Scientific classification
- Kingdom: Plantae
- Clade: Tracheophytes
- Clade: Angiosperms
- Clade: Monocots
- Clade: Commelinids
- Order: Poales
- Family: Poaceae
- Subfamily: Panicoideae
- Genus: Digitaria
- Species: D. pauciflora
- Binomial name: Digitaria pauciflora Hitchc.

= Digitaria pauciflora =

- Genus: Digitaria
- Species: pauciflora
- Authority: Hitchc.

Species of flowering plant

Digitaria pauciflora is a species of grass known by the common names twospike crabgrass, Florida pineland crabgrass, Everglades grass, few-flowered fingergrass, and particular grass. It is endemic to Florida in the United States, where it is found only in the Everglades.

This perennial grass grows up to a meter tall, growing in clumps up to a meter wide. The densely hairy leaves are up to 12 centimeters long. The inflorescence is a panicle with 2 or 3 branches up to 11 centimeters long.

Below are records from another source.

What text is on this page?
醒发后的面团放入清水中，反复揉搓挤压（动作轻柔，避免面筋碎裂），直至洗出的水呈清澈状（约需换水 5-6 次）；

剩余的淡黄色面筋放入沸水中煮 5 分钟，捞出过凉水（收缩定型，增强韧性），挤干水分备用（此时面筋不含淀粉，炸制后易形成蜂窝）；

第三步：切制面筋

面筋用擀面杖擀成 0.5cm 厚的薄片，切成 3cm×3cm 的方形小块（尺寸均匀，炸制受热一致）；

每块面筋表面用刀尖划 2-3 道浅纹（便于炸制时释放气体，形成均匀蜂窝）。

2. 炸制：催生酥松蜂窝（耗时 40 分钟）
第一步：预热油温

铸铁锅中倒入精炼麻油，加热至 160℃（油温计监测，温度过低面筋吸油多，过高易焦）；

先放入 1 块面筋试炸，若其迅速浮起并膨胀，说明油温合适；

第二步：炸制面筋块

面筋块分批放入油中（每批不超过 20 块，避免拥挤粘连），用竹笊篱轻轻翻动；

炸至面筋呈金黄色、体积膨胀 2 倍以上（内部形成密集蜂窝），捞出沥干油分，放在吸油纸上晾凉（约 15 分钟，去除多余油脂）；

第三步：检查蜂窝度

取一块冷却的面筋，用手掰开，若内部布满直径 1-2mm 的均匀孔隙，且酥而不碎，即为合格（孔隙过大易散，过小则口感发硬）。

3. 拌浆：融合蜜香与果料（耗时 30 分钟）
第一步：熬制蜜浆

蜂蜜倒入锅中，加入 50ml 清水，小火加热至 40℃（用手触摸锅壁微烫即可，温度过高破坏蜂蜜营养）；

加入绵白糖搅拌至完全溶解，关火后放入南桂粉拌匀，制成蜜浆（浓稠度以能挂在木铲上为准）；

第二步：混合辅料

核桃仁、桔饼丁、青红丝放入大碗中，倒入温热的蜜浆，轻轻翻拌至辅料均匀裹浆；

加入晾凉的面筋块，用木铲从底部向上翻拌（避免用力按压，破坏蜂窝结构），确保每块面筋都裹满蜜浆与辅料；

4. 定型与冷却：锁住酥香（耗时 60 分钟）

The specific epithet pauciflora, referring the Latin term for 'few flowered'.

Today this plant only occurs in Everglades National Park in rocky pinelands habitat and prairie. This type of habitat can flood during the wet season. It is also prone to wildfire. Associated plants include Pinus elliottii var. densa, Sabal palmetto, Schizachyrium rhizomatum, Vernonia blodgettii, and Elytraria caroliniensis var. angustifolia.

The total distribution is about 31 square miles. It is represented by a single population. While the population is largely protected within the Everglades, the surrounding landscape is undergoing rapid development. Within the park the species may be affected by changes in the local hydrology and the fire regime and the invasion of non-native plants.